In 1769, according to William Boyne in the Yorkshire Library, there appeared anonymously the first edition of Hargrove's History of the Castle, Town, and Forest of Knaresborough, with Harrogate and its Medicinal Waters, which was frequently republished, later with the compiler's name on the title-page. The York edition of 1798 had plates and woodcuts by Thomas Bewick. To the sixth edition, Knaresborough, 1809, was appended an Ode on Time, reprinted in William Hargrove's York Poetical Miscellany (1835).

Hargrove also compiled:

- Anecdotes of Archery from the earliest ages to the year 1791 . . . with some curious particulars in the Life of Robert Fitz-Ooth, Earl of Huntingdon, vulgarly called Robin Hood, York, 1792 (another edition, by Alfred E. Hargrove, York 1845).
- The Yorkshire Gazetteer, or a Dictionary of the Towns, Villages, and Hamlets, Monasteries and Castles, principal Mountains, Rivers, &c., in the county of York and Ainsty, Knaresborough, 1806; second edition, 1812.

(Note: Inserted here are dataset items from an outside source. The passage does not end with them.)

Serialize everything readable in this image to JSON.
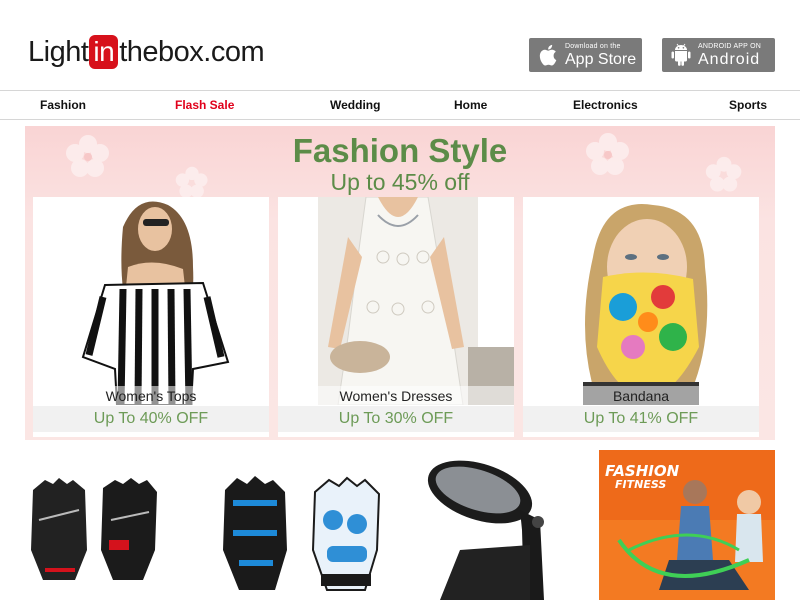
{
  "header": {
    "logo_pre": "Light",
    "logo_in": "in",
    "logo_post": "thebox.com",
    "app_store": {
      "small": "Download on the",
      "big": "App Store"
    },
    "android": {
      "small": "ANDROID APP ON",
      "big": "Android"
    }
  },
  "nav": [
    {
      "label": "Fashion"
    },
    {
      "label": "Flash Sale"
    },
    {
      "label": "Wedding"
    },
    {
      "label": "Home"
    },
    {
      "label": "Electronics"
    },
    {
      "label": "Sports"
    }
  ],
  "banner": {
    "title": "Fashion Style",
    "subtitle": "Up to 45% off",
    "cards": [
      {
        "name": "Women's Tops",
        "offer": "Up To 40% OFF"
      },
      {
        "name": "Women's Dresses",
        "offer": "Up To 30% OFF"
      },
      {
        "name": "Bandana",
        "offer": "Up To 41% OFF"
      }
    ]
  },
  "products": {
    "fitness_title_a": "FASHION",
    "fitness_title_b": "FITNESS"
  },
  "colors": {
    "brand_red": "#d7111b",
    "flash_red": "#e0001b",
    "banner_green": "#5c8c48",
    "offer_green": "#6d9b57",
    "store_button_gray": "#7a7a7a"
  }
}
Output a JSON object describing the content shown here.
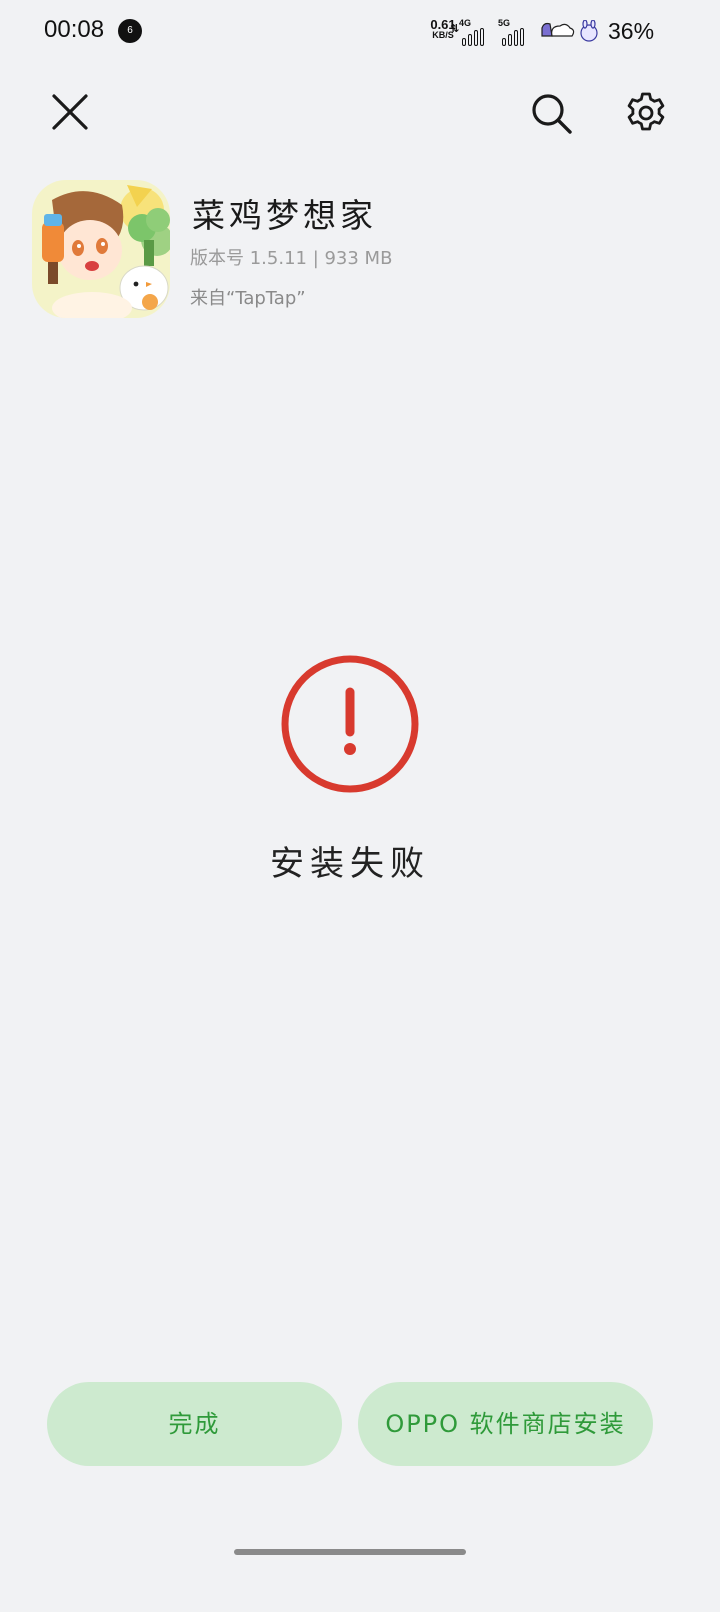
{
  "status_bar": {
    "time": "00:08",
    "notification_badge": "6",
    "net_speed_value": "0.61",
    "net_speed_unit": "KB/S",
    "signal1_label": "4G",
    "signal2_label": "5G",
    "battery": "36%"
  },
  "toolbar": {
    "close_icon": "close-icon",
    "search_icon": "search-icon",
    "settings_icon": "gear-icon"
  },
  "app": {
    "name": "菜鸡梦想家",
    "version_line": "版本号 1.5.11 | 933 MB",
    "source_line": "来自“TapTap”"
  },
  "result": {
    "icon": "error-icon",
    "color": "#d83a2e",
    "message": "安装失败"
  },
  "actions": {
    "done_label": "完成",
    "store_install_label": "OPPO 软件商店安装",
    "button_bg": "#cdeacf",
    "button_text_color": "#2f9a3a"
  }
}
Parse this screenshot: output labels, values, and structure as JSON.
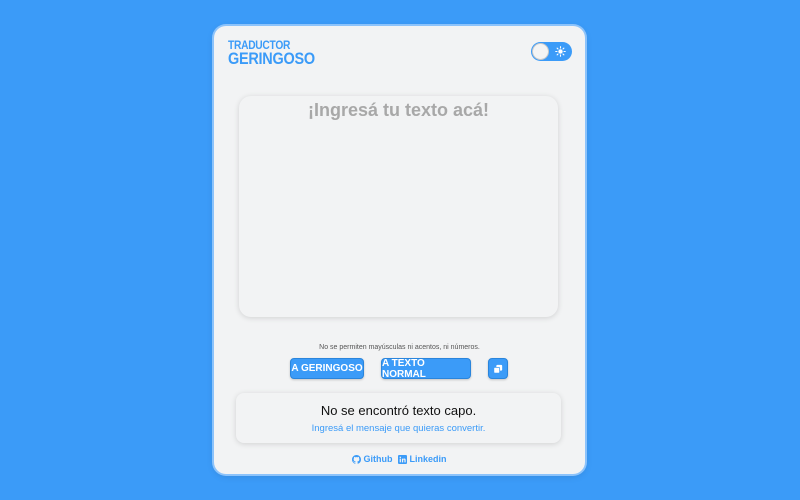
{
  "header": {
    "logo_line1": "TRADUCTOR",
    "logo_line2": "GERINGOSO"
  },
  "theme_toggle": {
    "state": "light",
    "icon": "sun-icon"
  },
  "input": {
    "placeholder": "¡Ingresá tu texto acá!",
    "value": ""
  },
  "notice": "No se permiten mayúsculas ni acentos, ni números.",
  "buttons": {
    "to_geringoso": "A GERINGOSO",
    "to_normal": "A TEXTO NORMAL",
    "copy_icon": "copy-icon"
  },
  "result": {
    "title": "No se encontró texto capo.",
    "subtitle": "Ingresá el mensaje que quieras convertir."
  },
  "footer": {
    "github_label": "Github",
    "linkedin_label": "Linkedin"
  },
  "colors": {
    "accent": "#3b9bf8",
    "card_bg": "#f2f3f4",
    "placeholder": "#a8a8a8"
  }
}
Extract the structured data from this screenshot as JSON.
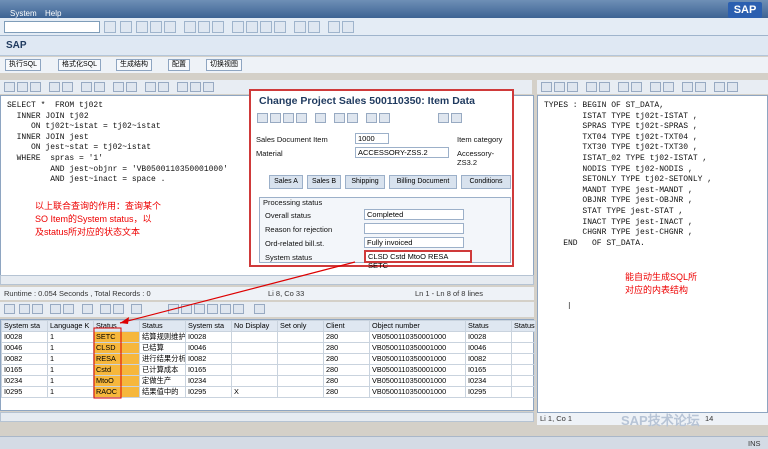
{
  "menu": {
    "system": "System",
    "help": "Help",
    "brand": "SAP"
  },
  "title": "SAP",
  "app_buttons": [
    "执行SQL",
    "格式化SQL",
    "生成结构",
    "配置",
    "切换视图"
  ],
  "editor": {
    "code": "SELECT *  FROM tj02t\n  INNER JOIN tj02\n     ON tj02t~istat = tj02~istat\n  INNER JOIN jest\n     ON jest~stat = tj02~istat\n  WHERE  spras = '1'\n         AND jest~objnr = 'VB0500110350001000'\n         AND jest~inact = space .",
    "note": "以上联合查询的作用：查询某个\nSO Item的System status，以\n及status所对应的状态文本"
  },
  "status_row": {
    "runtime": "Runtime : 0.054  Seconds , Total Records : 0",
    "position": "Li 8, Co 33",
    "lines": "Ln 1 - Ln 8 of 8 lines"
  },
  "popup": {
    "title": "Change Project Sales 500110350: Item Data",
    "sales_doc_label": "Sales Document Item",
    "sales_doc_value": "1000",
    "item_category_label": "Item category",
    "material_label": "Material",
    "material_value": "ACCESSORY-ZSS.2",
    "material_text": "Accessory-ZS3.2",
    "tabs": [
      "Sales A",
      "Sales B",
      "Shipping",
      "Billing Document",
      "Conditions"
    ],
    "section": "Processing status",
    "rows": [
      {
        "label": "Overall status",
        "value": "Completed"
      },
      {
        "label": "Reason for rejection",
        "value": ""
      },
      {
        "label": "Ord-related bill.st.",
        "value": "Fully invoiced"
      },
      {
        "label": "System status",
        "value": "CLSD Cstd MtoO RESA SETC"
      }
    ]
  },
  "right": {
    "code": "TYPES : BEGIN OF ST_DATA,\n        ISTAT TYPE tj02t-ISTAT ,\n        SPRAS TYPE tj02t-SPRAS ,\n        TXT04 TYPE tj02t-TXT04 ,\n        TXT30 TYPE tj02t-TXT30 ,\n        ISTAT_02 TYPE tj02-ISTAT ,\n        NODIS TYPE tj02-NODIS ,\n        SETONLY TYPE tj02-SETONLY ,\n        MANDT TYPE jest-MANDT ,\n        OBJNR TYPE jest-OBJNR ,\n        STAT TYPE jest-STAT ,\n        INACT TYPE jest-INACT ,\n        CHGNR TYPE jest-CHGNR ,\n    END   OF ST_DATA.",
    "note": "能自动生成SQL所\n对应的内表结构",
    "footer": "Li 1, Co 1",
    "footer_right": "14",
    "watermark": "SAP技术论坛"
  },
  "grid": {
    "headers": [
      "System sta",
      "Language K",
      "Status",
      "Status",
      "System sta",
      "No Display",
      "Set only",
      "Client",
      "Object number",
      "Status",
      "Status"
    ],
    "rows": [
      [
        "I0028",
        "1",
        "SETC",
        "结算规则维护",
        "I0028",
        "",
        "",
        "280",
        "VB0500110350001000",
        "I0028",
        ""
      ],
      [
        "I0046",
        "1",
        "CLSD",
        "已结算",
        "I0046",
        "",
        "",
        "280",
        "VB0500110350001000",
        "I0046",
        ""
      ],
      [
        "I0082",
        "1",
        "RESA",
        "进行结果分析",
        "I0082",
        "",
        "",
        "280",
        "VB0500110350001000",
        "I0082",
        ""
      ],
      [
        "I0165",
        "1",
        "Cstd",
        "已计算成本",
        "I0165",
        "",
        "",
        "280",
        "VB0500110350001000",
        "I0165",
        ""
      ],
      [
        "I0234",
        "1",
        "MtoO",
        "定做生产",
        "I0234",
        "",
        "",
        "280",
        "VB0500110350001000",
        "I0234",
        ""
      ],
      [
        "I0295",
        "1",
        "RAOC",
        "结果值中的",
        "I0295",
        "X",
        "",
        "280",
        "VB0500110350001000",
        "I0295",
        ""
      ]
    ]
  },
  "statusbar": {
    "ins": "INS"
  }
}
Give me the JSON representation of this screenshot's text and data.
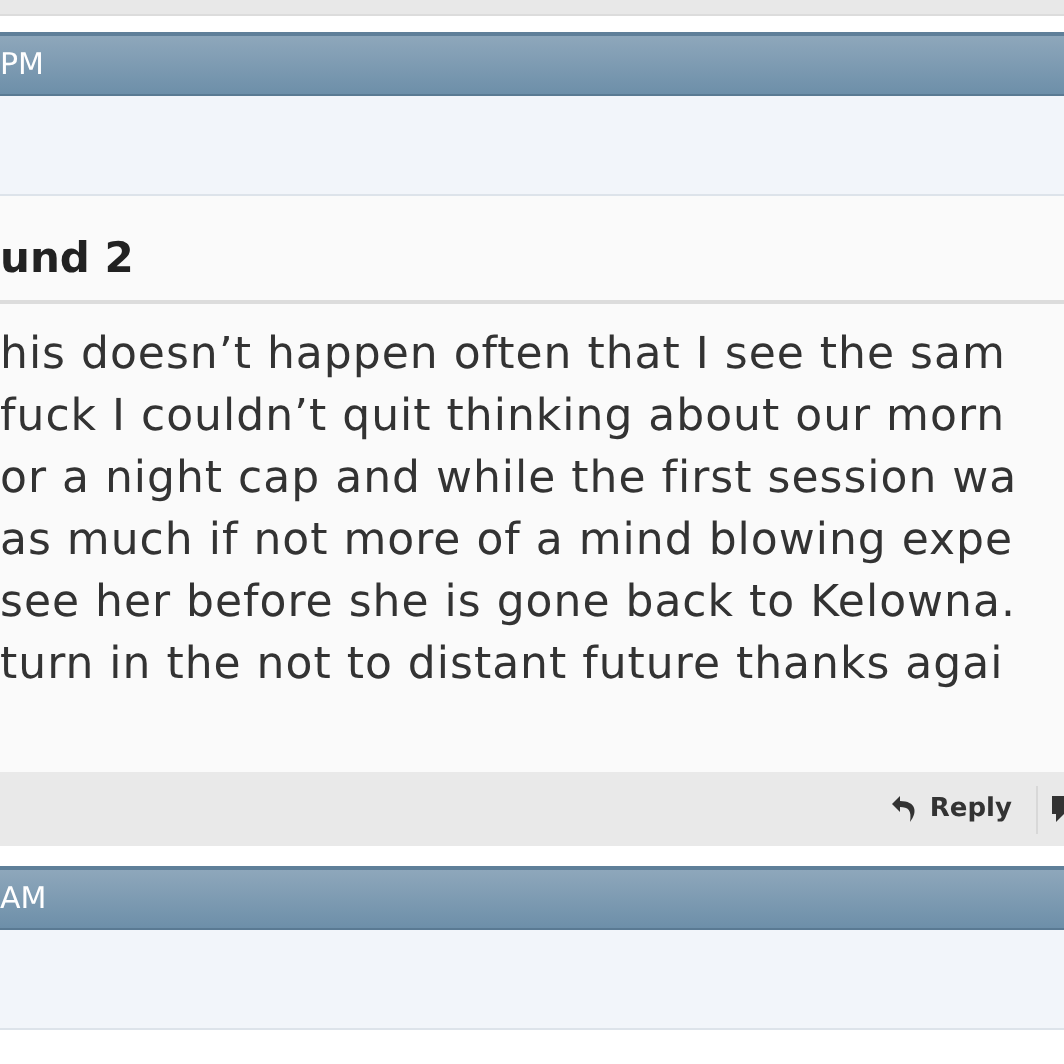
{
  "posts": [
    {
      "header_time": "PM",
      "title": "und 2",
      "body_lines": [
        "his doesn’t happen often that I see the sam",
        "fuck I couldn’t quit thinking about our morn",
        "or a night cap and while the first session wa",
        "as much if not more of a mind blowing expe",
        "see her before she is gone back to Kelowna.",
        "turn in the not to distant future thanks agai"
      ],
      "actions": [
        "Reply"
      ]
    },
    {
      "header_time": "AM"
    }
  ]
}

Under the signature of "E. H. K.", Hargrove contributed papers to the Gentleman's Magazine, and wrote an account of Boroughbridge to the fifth volume of Rees's Cyclopædia. His manuscript collections on Yorkshire history filled sixteen volumes.

==Family==
Hargrove married, first, Christiana (d. 1780), daughter of Thomas Clapham of Firby, near Bedale, Yorkshire, by whom he had issue twelve children; and secondly, Mary, daughter of John Bower of Grenoside Hall, near Sheffield; she died at York in April 1825, and was buried at Knaresborough, leaving a son, William Hargrove.